Risk-Adjusted Performance

Weakest

 
Weak
 
Strong
Over the last 90 days TripAdvisor has generated negative risk-adjusted returns adding no value to investors with long positions. Even with abnormal performance in the last few months, the Stock's forward indicators remain relatively invariable which may send shares a bit higher in January 2026. The latest agitation may also be a sign of long-running up-swing for the enterprise retail investors.

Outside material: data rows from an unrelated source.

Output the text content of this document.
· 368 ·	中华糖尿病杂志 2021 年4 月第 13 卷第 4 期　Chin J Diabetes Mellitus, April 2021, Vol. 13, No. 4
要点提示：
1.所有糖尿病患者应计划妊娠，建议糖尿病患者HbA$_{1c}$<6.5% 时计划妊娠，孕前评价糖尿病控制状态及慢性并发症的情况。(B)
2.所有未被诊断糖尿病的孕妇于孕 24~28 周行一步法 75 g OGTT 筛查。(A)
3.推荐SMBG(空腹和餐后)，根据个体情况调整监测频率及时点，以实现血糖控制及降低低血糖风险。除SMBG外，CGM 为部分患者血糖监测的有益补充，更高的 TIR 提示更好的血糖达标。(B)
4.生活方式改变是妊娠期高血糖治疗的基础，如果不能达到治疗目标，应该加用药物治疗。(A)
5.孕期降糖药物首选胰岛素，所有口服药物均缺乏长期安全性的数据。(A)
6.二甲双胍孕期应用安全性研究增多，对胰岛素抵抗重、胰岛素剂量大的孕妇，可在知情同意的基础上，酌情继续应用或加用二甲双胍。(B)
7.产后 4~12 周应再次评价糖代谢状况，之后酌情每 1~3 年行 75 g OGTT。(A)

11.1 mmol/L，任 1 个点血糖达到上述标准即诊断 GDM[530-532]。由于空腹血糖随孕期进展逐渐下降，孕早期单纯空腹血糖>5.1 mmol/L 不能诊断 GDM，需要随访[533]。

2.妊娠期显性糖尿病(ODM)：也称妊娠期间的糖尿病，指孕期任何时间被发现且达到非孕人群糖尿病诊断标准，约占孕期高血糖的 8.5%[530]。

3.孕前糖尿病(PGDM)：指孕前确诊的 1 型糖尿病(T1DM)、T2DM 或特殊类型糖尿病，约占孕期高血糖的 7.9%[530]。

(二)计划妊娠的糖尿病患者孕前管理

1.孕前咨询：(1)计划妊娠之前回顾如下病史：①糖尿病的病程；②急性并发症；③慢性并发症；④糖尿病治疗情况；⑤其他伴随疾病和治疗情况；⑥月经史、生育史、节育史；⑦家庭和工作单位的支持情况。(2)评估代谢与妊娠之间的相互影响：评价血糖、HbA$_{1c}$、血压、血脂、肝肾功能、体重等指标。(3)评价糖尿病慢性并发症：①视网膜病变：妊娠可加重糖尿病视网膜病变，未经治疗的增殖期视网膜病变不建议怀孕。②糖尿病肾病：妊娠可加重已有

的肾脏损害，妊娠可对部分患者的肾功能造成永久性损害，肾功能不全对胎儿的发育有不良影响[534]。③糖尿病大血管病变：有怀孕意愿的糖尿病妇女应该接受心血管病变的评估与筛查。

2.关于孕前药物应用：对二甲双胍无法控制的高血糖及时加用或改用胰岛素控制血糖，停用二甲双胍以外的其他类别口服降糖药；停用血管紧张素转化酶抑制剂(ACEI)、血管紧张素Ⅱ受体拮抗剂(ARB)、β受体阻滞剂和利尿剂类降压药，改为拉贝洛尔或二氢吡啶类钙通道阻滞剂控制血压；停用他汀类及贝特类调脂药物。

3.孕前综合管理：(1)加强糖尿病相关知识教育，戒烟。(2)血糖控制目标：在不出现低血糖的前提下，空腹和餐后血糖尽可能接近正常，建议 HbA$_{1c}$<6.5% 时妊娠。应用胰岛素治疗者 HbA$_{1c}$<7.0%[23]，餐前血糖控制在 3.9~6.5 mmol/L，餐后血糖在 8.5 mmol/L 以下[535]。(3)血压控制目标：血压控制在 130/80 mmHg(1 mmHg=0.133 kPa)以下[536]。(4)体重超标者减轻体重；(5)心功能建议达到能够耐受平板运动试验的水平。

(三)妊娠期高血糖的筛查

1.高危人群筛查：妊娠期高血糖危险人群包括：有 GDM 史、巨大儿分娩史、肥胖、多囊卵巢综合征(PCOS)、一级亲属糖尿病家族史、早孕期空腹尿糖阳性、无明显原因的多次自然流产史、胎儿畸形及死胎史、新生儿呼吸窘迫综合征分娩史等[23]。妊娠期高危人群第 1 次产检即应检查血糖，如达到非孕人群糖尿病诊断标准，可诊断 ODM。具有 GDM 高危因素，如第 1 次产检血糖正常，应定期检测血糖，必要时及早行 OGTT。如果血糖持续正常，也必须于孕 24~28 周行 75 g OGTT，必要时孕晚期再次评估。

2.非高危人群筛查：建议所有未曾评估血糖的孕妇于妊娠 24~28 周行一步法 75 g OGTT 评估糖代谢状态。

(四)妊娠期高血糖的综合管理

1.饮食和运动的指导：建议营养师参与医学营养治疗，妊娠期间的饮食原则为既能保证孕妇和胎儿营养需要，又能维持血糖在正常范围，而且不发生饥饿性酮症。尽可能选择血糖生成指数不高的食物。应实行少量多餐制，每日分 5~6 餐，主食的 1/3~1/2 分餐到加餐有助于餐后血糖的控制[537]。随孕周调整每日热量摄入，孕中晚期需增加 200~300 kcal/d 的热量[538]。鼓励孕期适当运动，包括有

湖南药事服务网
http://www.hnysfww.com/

Soho House and TripAdvisor Volatility Contrast

   Predicted Return Density   
       Returns  

Pair Trading with Soho House and TripAdvisor

The main advantage of trading using opposite Soho House and TripAdvisor positions is that it hedges away some unsystematic risk. Because of two separate transactions, even if Soho House position performs unexpectedly, TripAdvisor can make up some of the losses. Pair trading also minimizes risk from directional movements in the market. For example, if an entire industry or sector drops because of unexpected headlines, the short position in TripAdvisor will offset losses from the drop in TripAdvisor's long position.
The idea behind Soho House Co and TripAdvisor pairs trading is to make the combined position market-neutral, meaning the overall market's direction will not affect its win or loss (or potential downside or upside). This can be achieved by designing a pairs trade with two highly correlated stocks or equities that operate in a similar space or sector, making it possible to obtain profits through simple and relatively low-risk investment.
Check out your portfolio center.
Note that this page's information should be used as a complementary analysis to find the right mix of equity instruments to add to your existing portfolios or create a brand new portfolio. You can also try the Crypto Correlations module to use cryptocurrency correlation module to diversify your cryptocurrency portfolio across multiple coins.